A falta do sentido da visão ou a diminuição deste, coloca o indivíduo deficiente visual em uma posição de desvantagem, sob certos aspectos, especialmente os psicomotores, emocionais e sociais, se comparado ao de visão normal. Contudo, o deficiente visual é um ser mentalmente são e potencialmente ávido por informações que possam contribuir no seu desenvolvimento geral.
Contudo, antes de se detalhar os comprometimentos psicomotores dessa população, bem como, os conceitos que norteiam o trabalho de orientação e mobilidade com os deficientes visuais, deve-se pormenorizar as diferenças e características que essa parcela da população possui.
O Deficiente Visual e suas Principais Características
Quanto ao conceito educacional, os deficientes da visão são classificados como portadores de cegueira e portadores da visão subnormal, tendo por fundamento as seguintes características:
A capacidade de ver é inata, mas resultante de habilidades aprendidas em cada estágio do desenvolvimento;
A deficiência da visão não depende diretamente da acuidade visual, pois um resíduo visual pode ter sua eficiência funcional aumentada pelo uso e pela estimulação apropriada;
A experiência educacional tem demonstrado que 75% a 80% dos educandos com acuidade inferior a 0,1 Snellen têm visão residual susceptível de ter sua eficiência funcional desenvolvida.

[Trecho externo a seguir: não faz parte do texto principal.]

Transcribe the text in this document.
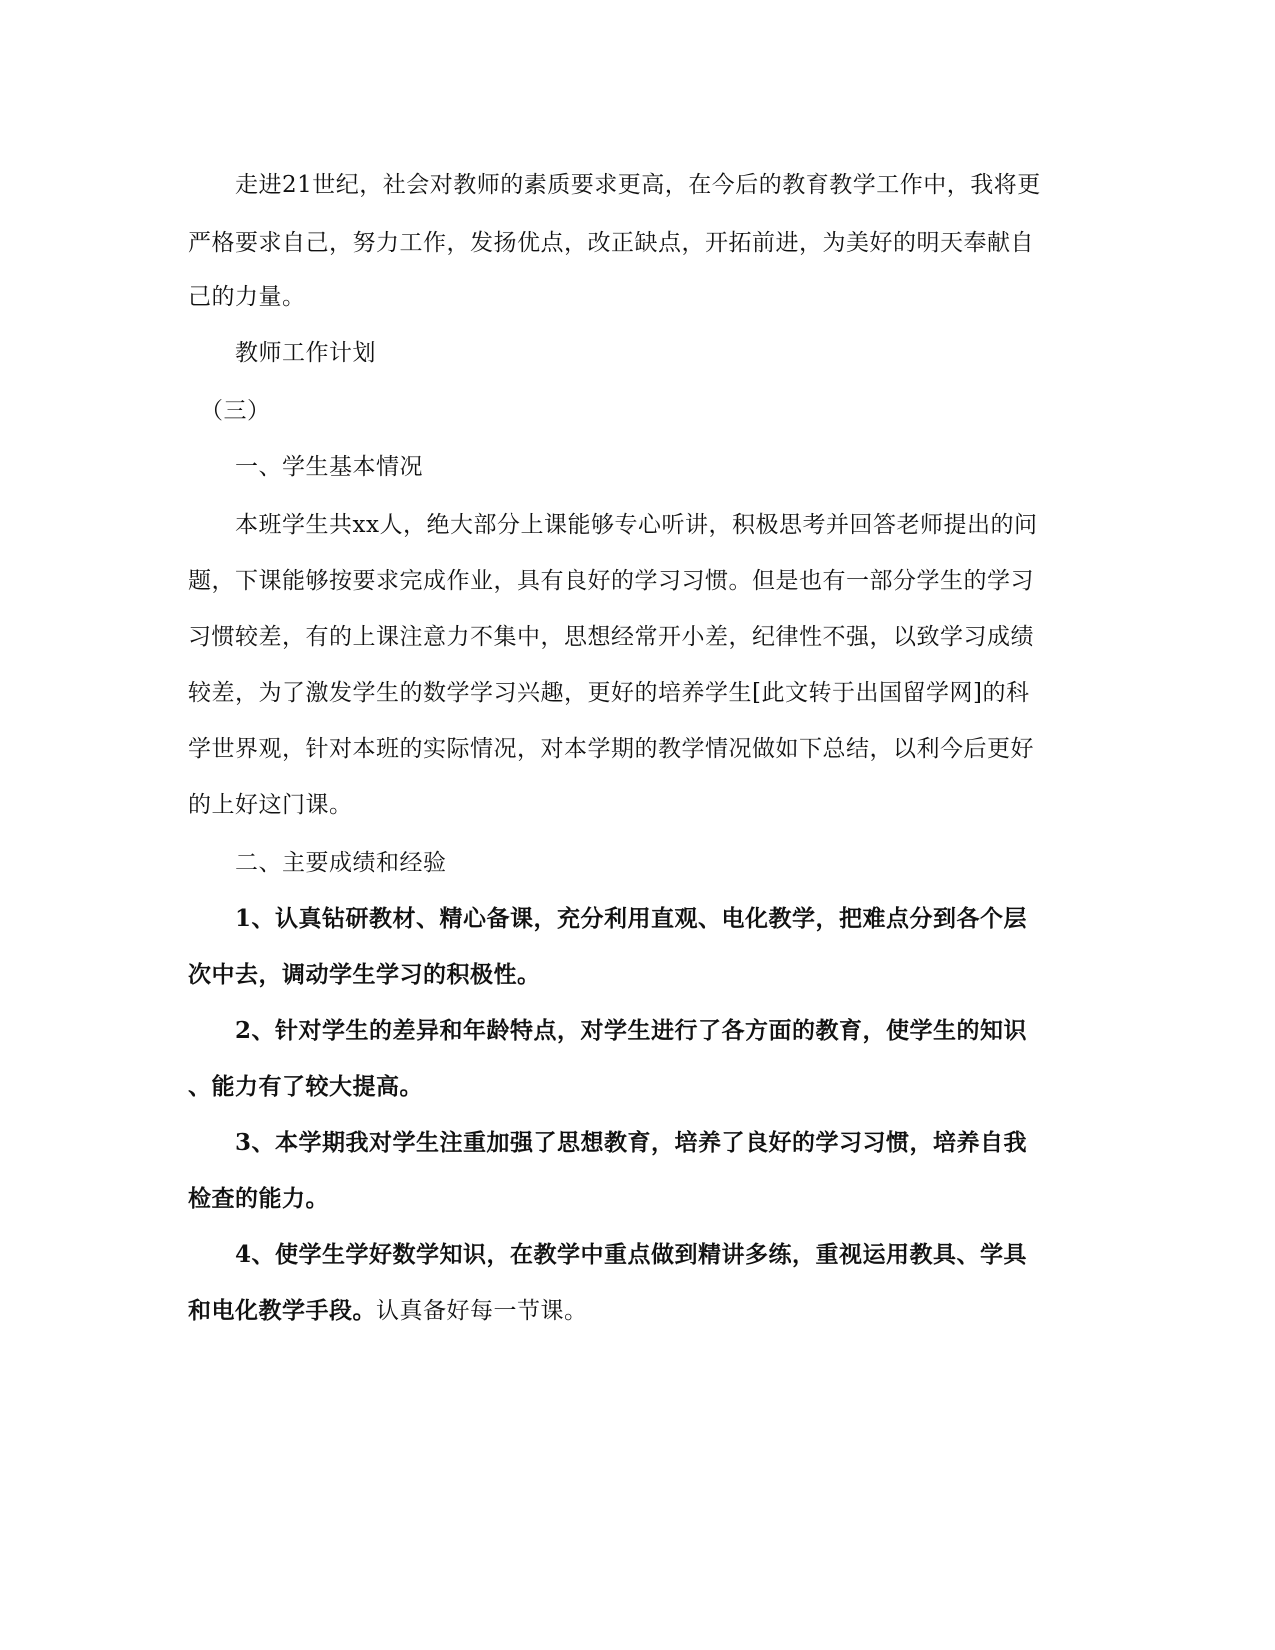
　　走进21世纪，社会对教师的素质要求更高，在今后的教育教学工作中，我将更

严格要求自己，努力工作，发扬优点，改正缺点，开拓前进，为美好的明天奉献自

己的力量。

　　教师工作计划

　（三）

　　一、学生基本情况

　　本班学生共xx人，绝大部分上课能够专心听讲，积极思考并回答老师提出的问

题，下课能够按要求完成作业，具有良好的学习习惯。但是也有一部分学生的学习

习惯较差，有的上课注意力不集中，思想经常开小差，纪律性不强，以致学习成绩

较差，为了激发学生的数学学习兴趣，更好的培养学生[此文转于出国留学网]的科

学世界观，针对本班的实际情况，对本学期的教学情况做如下总结，以利今后更好

的上好这门课。

　　二、主要成绩和经验

　　1、认真钻研教材、精心备课，充分利用直观、电化教学，把难点分到各个层

次中去，调动学生学习的积极性。

　　2、针对学生的差异和年龄特点，对学生进行了各方面的教育，使学生的知识

、能力有了较大提高。

　　3、本学期我对学生注重加强了思想教育，培养了良好的学习习惯，培养自我

检查的能力。

　　4、使学生学好数学知识，在教学中重点做到精讲多练，重视运用教具、学具

和电化教学手段。认真备好每一节课。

Também FAY (1970) e BARRAGRA (1976), com base nas características mencionadas classificaram os deficientes visuais para fins educacionais, propondo os seguintes conceitos:
Portadores de cegueira - educandos que apresentam ausência total de visão residual, até a perda de projeção de luz, necessitando utilizar o Sistema Braille como principal veículo de comunicação do processo ensino-aprendizagem e não utilizam qualquer resíduo visual que possam ter para aquisição de conhecimentos, mesmo que a percepção da luz os auxilie na orientação e mobilidade.
Portadores de visão subnormal - educando que apresentam desde condições de indicar a projeção de luz, até o grau em que a redução de sua acuidade visual limite seu desempenho, distribuindo-se em dois grupos:
aqueles que podem ver objetos a poucos centímetros (dois a três) e utilizam a visão para muitas atividades escolares, alguns para ler e escrever com ou sem auxílios ópticos e outros, complementando essas atividades com o Sistema Braille;
aqueles que em algum grau, estão limitados no uso de sua visão, mas utilizam-na, porém, no processo ensino-aprendizagem, quando poderão precisar de iluminação apropriada, auxílios ópticos e / ou texto com letras ampliadas.
Quanto aos meios de identificação, os educadores e os profissionais da área social, em geral, devem sempre estar atentos para problemas visuais que podem ocorrer com as pessoas. Esses problemas nem sempre são identificados com facilidade, a não ser quando se trata de um portador de cegueira comprovada. Deste modo, os portadores de visão subnormal, em especial as crianças, podem permanecer na família e na escola por muito tempo, sem que seja detectada a sua deficiência.
Segundo FAY (1970), os mais comuns sintomas de deficiência visual são:
irritações crônicas dos olhos, indicadas por olhos lacrimejantes, pálpebras, inchadas ou remelosas;
náuseas, dupla visão ou névoas durante ou após a leitura;
ato de esfregar com freqüência os olhos, franzir ou contrair o rosto quando olha objetos distantes;
cautela no andar para evitar tropeços e dificuldades para correr;
desatenção anormal durante trabalhos no quadro de giz, mapas de paredes, entre outros.;
queixas de embaçamento visual e tentativas de afastar com as mãos os impedimentos visuais;
inquietação, irritabilidade ou nervosismos excessivos depois de um prolongado e atento trabalho visual;
ato de pestanejar excessivamente, sobretudo durante a leitura;
ato de segurar habitualmente o livro ou muito perto ou muito distante, procurando a melhor posição para a leitura;
ato de inclinar a cabeça para o lado durante a leitura;
capacidade de leitura por apenas um período curto de cada vez;
ato de fechar ou tampar um olho durante a leitura.
Além desses meios de identificação, podem ser aplicados também testes de acuidade visual. Assim, o Teste de Snellen, por exemplo, permite uma avaliação simples e imediata que leva a um primeiro diagnóstico do estado oftalmológico.
Na educação dos deficientes visuais há dois fatores conectados com a deficiência que são de suma importância: o primeiro é a idade na qual ocorreu a deficiência e o segundo é a maneira pela qual ocorreu.
A cegueira em si, não é uma enfermidade, mas a conseqüência de uma enfermidade, um acidente ou ambos. Daí, serem múltiplas e variadas as suas causas e diversificados os momentos de sua ocorrência. Podendo ocorrer antes do nascimento, logo após o mesmo ou nos primeiros anos de vida; ao longo da vida e por meio de enfermidades ou acidentes.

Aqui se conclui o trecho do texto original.